As a Pilates trainer, I’ve found that it’s not my ability to give them the results they are looking to achieve, but it’s actually about my ability to get them to trust me enough so that I can get them there and beyond. The way to accomplish that trust level is by taking your relationship with your clients beyond that training session and nurturing that relationship. This nurturing is referred to as the “Steward” phase in the relationship cycle, which is the most common place to fail. That is no different in the fitness industry as a personal trainer. So here are three tips to improve stewardship with your clients that will help you build solid and long-lasting relationships with your clients.
3 Tip to Nurture Client Relationships
1. Routine Check-ins. Setting up monthly check-ins with clients to make sure they feel good about their progress. This is crucial because your clients hired you for a reason: to make a change in their lives, so if they’re not getting there, why should they keep you around. Goals are constantly met and changing, so it’s your responsibility as a trainer to stay up to date with what your client wants. If you ever find a client meeting a goal and doesn’t know what they want next, work with them to see what they want to work towards next. Goals don’t have to be strict or rigid, but it gives us motivation and reason to check in again when we have something to work towards together.
2. Build rapport with your Clients. Take some time before, during, or after sessions to get to know your clients on a more personal level. Yes, your relationship with your clients is, of course, professional, but in many cases, as a trainer, you are working with your clients on pretty private and personal aspects of their lives. In some cases, you’re working with your clients to overcome their biggest insecurities or an injury, so it’s vital that your clients feel safe and comfortable opening up with you. I can say, with confidence, that my most successful and longest relationships with my clients are with the ones that consider me to be a friend or part of their family. Don’t rush this process, be consistent, and with time you will find trust.
3. Celebrate your Clients.
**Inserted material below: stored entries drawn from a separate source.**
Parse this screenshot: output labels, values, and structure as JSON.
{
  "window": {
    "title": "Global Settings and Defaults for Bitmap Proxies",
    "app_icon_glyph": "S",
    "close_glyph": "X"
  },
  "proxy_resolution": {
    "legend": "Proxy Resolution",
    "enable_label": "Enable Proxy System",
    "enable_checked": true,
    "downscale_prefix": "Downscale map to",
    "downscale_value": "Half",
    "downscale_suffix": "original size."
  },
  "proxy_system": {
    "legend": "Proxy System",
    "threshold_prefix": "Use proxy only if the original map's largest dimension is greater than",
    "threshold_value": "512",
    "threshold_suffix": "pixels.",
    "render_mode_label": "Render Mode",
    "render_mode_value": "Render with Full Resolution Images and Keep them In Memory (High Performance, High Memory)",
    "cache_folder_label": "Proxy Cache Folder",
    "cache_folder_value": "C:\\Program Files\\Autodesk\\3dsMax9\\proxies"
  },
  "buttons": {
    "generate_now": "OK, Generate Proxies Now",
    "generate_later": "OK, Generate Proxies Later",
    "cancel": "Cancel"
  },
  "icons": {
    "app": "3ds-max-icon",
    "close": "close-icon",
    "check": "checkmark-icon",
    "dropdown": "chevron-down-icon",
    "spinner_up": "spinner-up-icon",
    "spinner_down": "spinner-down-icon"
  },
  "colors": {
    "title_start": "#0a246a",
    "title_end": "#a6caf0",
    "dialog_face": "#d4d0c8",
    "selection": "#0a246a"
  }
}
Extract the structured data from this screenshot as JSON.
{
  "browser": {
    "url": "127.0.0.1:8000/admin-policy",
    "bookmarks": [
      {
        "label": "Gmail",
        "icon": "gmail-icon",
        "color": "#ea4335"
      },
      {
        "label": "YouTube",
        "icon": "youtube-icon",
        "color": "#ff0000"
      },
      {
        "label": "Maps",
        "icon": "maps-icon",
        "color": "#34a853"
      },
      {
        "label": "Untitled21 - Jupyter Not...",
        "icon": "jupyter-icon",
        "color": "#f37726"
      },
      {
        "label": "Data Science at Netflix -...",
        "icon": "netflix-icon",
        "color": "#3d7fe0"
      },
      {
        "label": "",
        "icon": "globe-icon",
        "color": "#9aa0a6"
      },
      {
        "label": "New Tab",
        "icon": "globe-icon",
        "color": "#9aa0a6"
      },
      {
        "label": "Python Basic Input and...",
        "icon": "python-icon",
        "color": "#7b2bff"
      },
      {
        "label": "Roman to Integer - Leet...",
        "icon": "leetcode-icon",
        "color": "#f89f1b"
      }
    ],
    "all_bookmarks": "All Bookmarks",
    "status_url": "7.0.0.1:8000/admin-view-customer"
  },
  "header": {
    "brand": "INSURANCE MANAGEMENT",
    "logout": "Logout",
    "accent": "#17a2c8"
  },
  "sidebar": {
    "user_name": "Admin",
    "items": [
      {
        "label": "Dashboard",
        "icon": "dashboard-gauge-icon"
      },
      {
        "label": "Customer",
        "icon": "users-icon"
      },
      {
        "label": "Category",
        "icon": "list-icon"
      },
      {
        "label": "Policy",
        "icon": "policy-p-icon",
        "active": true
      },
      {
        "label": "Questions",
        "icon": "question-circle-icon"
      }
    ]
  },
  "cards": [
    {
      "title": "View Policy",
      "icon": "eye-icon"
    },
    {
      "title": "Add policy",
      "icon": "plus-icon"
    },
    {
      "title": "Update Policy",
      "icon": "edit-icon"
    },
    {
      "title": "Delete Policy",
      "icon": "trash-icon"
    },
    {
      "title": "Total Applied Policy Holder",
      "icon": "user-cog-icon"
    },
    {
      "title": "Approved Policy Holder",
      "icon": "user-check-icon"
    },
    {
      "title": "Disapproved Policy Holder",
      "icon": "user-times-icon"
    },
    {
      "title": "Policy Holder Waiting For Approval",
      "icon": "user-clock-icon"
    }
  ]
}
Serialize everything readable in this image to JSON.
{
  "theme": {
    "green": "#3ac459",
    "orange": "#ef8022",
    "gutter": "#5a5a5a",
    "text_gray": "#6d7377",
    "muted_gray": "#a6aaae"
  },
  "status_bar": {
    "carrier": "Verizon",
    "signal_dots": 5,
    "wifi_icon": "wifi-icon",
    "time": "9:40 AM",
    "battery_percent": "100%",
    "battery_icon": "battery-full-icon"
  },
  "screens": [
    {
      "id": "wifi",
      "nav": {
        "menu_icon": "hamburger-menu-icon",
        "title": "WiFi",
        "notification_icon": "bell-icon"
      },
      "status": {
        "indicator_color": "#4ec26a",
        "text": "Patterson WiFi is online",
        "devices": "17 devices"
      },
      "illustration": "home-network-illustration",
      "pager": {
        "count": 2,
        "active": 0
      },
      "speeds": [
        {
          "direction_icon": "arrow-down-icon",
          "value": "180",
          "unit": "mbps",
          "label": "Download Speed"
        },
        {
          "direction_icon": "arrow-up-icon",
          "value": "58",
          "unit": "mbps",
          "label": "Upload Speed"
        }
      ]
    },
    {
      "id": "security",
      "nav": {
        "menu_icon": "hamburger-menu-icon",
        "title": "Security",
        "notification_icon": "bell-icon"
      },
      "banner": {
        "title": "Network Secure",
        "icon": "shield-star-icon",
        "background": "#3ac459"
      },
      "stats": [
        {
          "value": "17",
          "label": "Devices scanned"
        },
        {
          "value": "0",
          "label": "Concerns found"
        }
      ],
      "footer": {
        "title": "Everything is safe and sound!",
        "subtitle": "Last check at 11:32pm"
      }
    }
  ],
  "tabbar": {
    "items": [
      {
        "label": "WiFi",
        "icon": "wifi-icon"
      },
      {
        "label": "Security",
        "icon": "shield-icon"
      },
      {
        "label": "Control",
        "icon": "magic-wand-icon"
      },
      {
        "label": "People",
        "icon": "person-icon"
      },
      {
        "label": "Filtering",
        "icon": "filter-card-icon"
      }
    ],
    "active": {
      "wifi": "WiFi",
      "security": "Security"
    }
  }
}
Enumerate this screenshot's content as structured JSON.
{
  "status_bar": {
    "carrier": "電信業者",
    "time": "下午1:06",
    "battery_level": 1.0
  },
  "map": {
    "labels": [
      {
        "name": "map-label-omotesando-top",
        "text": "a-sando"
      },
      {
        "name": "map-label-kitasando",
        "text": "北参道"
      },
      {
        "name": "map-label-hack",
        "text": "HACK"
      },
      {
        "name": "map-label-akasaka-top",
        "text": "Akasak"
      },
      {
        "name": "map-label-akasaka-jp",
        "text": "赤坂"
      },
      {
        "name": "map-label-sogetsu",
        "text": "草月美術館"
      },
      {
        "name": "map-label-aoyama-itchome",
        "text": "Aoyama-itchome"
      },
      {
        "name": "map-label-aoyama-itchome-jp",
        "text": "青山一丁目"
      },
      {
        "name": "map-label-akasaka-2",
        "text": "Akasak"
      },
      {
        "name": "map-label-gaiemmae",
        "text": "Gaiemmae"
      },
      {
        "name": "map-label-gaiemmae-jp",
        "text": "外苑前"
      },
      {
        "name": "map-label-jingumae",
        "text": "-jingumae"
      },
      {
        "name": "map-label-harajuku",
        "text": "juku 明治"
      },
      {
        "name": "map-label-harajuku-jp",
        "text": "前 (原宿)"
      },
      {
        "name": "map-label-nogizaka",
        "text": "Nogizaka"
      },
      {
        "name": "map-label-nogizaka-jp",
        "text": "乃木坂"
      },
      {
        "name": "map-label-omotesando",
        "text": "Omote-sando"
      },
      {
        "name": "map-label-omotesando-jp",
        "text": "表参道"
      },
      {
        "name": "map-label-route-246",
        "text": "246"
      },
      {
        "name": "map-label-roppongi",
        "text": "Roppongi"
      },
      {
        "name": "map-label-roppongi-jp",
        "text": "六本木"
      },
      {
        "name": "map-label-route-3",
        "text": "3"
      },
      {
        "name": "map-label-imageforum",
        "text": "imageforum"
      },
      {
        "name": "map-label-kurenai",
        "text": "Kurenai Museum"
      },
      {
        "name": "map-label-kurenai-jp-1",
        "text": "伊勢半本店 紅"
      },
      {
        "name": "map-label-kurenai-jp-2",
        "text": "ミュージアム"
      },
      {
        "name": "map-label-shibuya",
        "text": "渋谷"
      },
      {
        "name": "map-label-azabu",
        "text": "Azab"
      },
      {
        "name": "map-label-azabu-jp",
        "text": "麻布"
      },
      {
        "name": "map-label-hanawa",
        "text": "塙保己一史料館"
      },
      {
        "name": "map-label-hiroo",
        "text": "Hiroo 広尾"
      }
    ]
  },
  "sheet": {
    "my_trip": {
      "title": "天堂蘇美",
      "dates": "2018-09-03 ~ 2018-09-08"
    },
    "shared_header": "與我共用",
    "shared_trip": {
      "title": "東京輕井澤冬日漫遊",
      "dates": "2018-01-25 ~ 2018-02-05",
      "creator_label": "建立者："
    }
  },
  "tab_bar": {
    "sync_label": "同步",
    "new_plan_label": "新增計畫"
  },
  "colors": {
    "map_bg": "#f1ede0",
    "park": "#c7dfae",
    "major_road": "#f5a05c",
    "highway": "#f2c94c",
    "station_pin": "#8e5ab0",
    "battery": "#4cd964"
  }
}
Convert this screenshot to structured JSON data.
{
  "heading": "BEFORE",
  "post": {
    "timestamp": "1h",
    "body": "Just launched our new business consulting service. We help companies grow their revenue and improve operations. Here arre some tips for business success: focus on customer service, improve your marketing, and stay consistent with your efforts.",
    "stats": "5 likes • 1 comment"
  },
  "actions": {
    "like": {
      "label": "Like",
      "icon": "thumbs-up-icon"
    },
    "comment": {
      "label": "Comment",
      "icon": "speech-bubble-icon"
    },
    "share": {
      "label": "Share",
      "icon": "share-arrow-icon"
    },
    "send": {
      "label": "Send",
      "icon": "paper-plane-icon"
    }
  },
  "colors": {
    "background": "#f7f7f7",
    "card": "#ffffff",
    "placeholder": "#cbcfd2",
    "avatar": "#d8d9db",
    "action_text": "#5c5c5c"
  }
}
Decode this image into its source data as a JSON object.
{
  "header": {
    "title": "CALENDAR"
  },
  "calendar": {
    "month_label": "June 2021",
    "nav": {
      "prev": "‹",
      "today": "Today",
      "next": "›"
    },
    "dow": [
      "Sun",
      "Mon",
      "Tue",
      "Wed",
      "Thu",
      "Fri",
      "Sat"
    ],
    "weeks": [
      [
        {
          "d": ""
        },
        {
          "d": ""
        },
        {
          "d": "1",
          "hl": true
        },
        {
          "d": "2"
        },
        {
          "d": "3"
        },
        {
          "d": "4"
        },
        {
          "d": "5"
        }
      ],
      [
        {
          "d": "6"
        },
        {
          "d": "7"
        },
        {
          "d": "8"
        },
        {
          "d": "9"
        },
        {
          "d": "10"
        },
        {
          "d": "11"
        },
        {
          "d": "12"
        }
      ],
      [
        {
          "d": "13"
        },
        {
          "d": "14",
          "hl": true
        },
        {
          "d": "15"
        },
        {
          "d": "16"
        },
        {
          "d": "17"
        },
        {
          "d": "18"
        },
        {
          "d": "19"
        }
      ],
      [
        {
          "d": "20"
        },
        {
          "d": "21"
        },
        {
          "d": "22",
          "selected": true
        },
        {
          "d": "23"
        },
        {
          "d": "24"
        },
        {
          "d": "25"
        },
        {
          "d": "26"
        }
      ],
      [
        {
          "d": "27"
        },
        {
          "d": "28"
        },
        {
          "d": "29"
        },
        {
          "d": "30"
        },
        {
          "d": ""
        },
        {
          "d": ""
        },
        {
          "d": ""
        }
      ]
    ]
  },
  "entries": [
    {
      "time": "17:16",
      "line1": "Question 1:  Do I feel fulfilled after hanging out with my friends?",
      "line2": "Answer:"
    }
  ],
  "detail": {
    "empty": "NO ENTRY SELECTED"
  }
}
People love to be recognized for their accomplishments, so it’s crucial as their trainer to remind them that you’re paying attention. Praising your clients doesn’t have to mean you recognize them for reaching their goals like you would in a check-in. Maybe it’s just the more seemingly trivial things like improved form, reduced pain in their everyday lives, or just being consistent about their practice. It doesn’t take a lot of effort to recognize someone for the great things they are doing. Being a trainer, I’ve noticed that people are the hardest on themselves, so if you can take the time to remind them and help them see all the amazing work they’re doing, it can go a long way.